January 28, 2004 | Broadcast

CNN Newsnight with Aaron Brown

BROWN: Perhaps this is helpful. I hope it is. If we take the politics of this out for a bit explain — do you believe that Mr. Kay is being straight and honest that the intelligence was bad and the weapons aren’t there?

WOOLSEY: I think that’s more likely than not. The intelligence officials who are anonymously saying you still need to wait and see do have a point in that some of these volumes may be very small.

For example, Saddam admitted to making 8,500 liters of anthrax after his son-in-law defected in 1995 who was the head of the program and that sounds like a lot but that’s actually about one two-car garage full and if it’s turned into powder it’s four suitcases worth.

So, one can’t really say that the search is completely over but if Kay is right, and he has a reputation for I think being a straight shooter, it looks as if this was the first time in history that the American intelligence community had overestimated a weapons of mass destruction program, 11 times.

Beginning in 1949 the “Washington Post” reported this morning, including with Saddam’s pre-1991 nuclear weapons programs these programs had been missed or underestimated, India and Pakistan and so forth.

BROWN: But I don’t find that anymore comforting either.

WOOLSEY: No. Intelligence is a tough business and it’s a matter of judgment but it is — I think it’s far more likely frankly that what has happened here is Saddam’s own deception, his intentional deception of his own generals, all of his combat generals thought, according to the “Post” and the “Wall Street Journal” that although they didn’t have chemical weapons each of the units on their flanks did and his own scientists deceiving him about the programs, as Kay has reported. It’s a complicated and fascinating story.

BROWN: It is all of those things and perhaps others too, including somewhat embarrassing. I’m more interested in the ramifications of it. As best you can kind of work with this the next time an American president or secretary of state or secretary of defense stands up to an international body and says, or frankly to the United States, to Americans, and says American intelligence says X, Y, and Z, why would they believe?

WOOLSEY: Well, I think the answer for the future is if you have a three-legged stool don’t try to sit on only one leg of it. The administration had earlier talked about ties with terrorist groups, the awful nature of a dictatorship and weapons of mass destruction programs and the intersection of those potentially being a problem, a serious one partially because terrorists might be given say anthrax.

Because they went to the United Nations in order to get Tony Blair’s support and they valued him highly and rightly so, they emphasized weapons of mass destruction, for example, in Secretary Powell’s speech instead of this link, possible link with terrorism and the horrible nature of the regime.

After all, Saddam killed approximately ten times as many people as Milosevic, a couple million compared to 200,000 and we went to war with Milosevic twice over human rights alone.
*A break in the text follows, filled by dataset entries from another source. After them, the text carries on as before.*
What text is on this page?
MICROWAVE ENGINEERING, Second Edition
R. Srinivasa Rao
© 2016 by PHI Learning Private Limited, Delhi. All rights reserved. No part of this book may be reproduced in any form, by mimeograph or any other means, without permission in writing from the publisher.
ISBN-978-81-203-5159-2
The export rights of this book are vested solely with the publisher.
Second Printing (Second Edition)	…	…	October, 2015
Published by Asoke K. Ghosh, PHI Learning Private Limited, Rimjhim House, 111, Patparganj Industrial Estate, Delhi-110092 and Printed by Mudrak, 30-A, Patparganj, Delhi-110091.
So, the administration I think made a presentational error in not focusing on all of that and by focusing so heavily on the weapons of mass destruction and taking the intelligence community at its word they said the stockpiles, even if they were small stockpiles, they could have killed a lot of people and they haven’t found any. It got itself into the box of this being the thing that everybody was focused on but I think it was more presentational than anything else.

BROWN: Mr. Woolsey thanks. It’s good to have you with us again sir.

WOOLSEY: Good to be with you, Aaron.

BROWN: Thank you, Jim Woolsey the former CIA director.